Eşcinselliğin sapıklık, ahlaksızlık olarak falan düşünülmesi tamamen homofobiyle alakalıdır. Heteroseksist uygulamalara bakarak bu ahlaksızlık, bu sapıklık diyemeyiz. Eşcinselliğin sapıklık olup olmadığına, kişiye ve çevresine zarar verip vermediğine bakarak karar verebiliriz ancak. Sapıklık veya ahlaksızlık cinsel yönelimle değil, kişilik yapısıyla alakalı olabilir ancak... Eşcinseller daha sapıkça davranıyor diye istatistiki veri mi var? İstatistiki verilere bakarak bir değerlendirme yapacak olursak, yerin dibine batacak olan eşcinsellik değil heteroseksüelliktir o zaman.

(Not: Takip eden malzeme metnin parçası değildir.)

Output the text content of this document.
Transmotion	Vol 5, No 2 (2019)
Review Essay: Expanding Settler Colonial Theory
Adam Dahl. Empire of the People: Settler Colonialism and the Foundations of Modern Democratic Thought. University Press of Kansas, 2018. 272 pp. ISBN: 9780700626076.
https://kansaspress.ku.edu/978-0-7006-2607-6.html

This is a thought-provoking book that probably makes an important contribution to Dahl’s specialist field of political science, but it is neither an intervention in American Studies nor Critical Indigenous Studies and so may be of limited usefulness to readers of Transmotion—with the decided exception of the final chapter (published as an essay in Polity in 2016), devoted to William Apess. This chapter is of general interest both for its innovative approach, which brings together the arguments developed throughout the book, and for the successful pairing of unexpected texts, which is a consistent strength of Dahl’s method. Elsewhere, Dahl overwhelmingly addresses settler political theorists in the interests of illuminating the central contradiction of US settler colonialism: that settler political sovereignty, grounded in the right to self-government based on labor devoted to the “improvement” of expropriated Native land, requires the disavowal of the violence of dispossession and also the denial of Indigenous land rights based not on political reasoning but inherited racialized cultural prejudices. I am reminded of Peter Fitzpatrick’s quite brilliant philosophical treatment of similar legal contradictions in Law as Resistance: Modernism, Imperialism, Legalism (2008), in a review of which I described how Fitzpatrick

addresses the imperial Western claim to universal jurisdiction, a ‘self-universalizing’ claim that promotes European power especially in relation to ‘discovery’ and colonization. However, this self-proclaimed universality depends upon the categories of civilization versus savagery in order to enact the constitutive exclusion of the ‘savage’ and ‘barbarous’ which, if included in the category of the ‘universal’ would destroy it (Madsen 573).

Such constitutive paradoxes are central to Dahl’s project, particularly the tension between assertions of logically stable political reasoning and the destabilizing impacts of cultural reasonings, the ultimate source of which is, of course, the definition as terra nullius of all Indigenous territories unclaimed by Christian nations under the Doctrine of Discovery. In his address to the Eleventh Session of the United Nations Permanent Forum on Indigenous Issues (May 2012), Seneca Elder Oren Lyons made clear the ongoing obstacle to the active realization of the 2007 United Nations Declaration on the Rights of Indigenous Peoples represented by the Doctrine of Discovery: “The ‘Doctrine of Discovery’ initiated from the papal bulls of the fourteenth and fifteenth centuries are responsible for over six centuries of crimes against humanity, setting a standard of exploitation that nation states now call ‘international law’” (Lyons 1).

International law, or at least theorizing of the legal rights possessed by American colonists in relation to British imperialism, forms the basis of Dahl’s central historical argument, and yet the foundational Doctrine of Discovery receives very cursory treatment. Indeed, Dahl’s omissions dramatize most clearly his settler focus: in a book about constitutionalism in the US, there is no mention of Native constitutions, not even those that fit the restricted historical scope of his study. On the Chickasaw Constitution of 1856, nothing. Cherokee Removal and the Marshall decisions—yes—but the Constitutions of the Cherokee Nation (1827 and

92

Eşcinselliği duygudan yoksun şekilde sadece cinselliğe indirgemek de ahlakçılık üzerinden homofobiyle alakalı bir durum. İnsanlar uhrevi değil bilimsel düşünse, ahlakçı değil özgürce davransa zaten homofobi olmaz değil mi? Çünkü eşcinsel karşıtlığının mantıklı hiçbir dayanağı yok. Hem niye eşcinsellerin cinselliğine kafayı takıyor bu millet. Bırakınız dilediğince yaşasınlar, kime ne zarar var cinselliğin. Heteroseksüellerin cinsel problemi olunca eksiklik olarak görülüp tamamlanmaya çalışılırken, eşcinsellerin cinselliğinin rahatsızlık vermesi çifte standart değil mi?
Aslında kafaya takılan eşcinsellerin cinselliği değil de cinselliklerinin şekli. Yani ters ilişkiye bakılan bakış açısı. Oysa bedensel ilişki, kafadaki eşcinselliğin bir uzantısı. Kişinin cinsel yönelimi kendi cinsine olmasa, bunu bedensel olarak da uygulamaz ki zaten. Eşcinseller arasındaki ilişkiye bakış açısı eşcinsellere de sirayet etmekte ve eşcinseller de pasif olmaktan kaçınıp aktifliği eşcinsellikten saymama gibi bir durum oluşmaktadır. Oysa eşcinsel, eşcinseldir kendi cinsiyle isteyerek ilişkiye girdiği sürece.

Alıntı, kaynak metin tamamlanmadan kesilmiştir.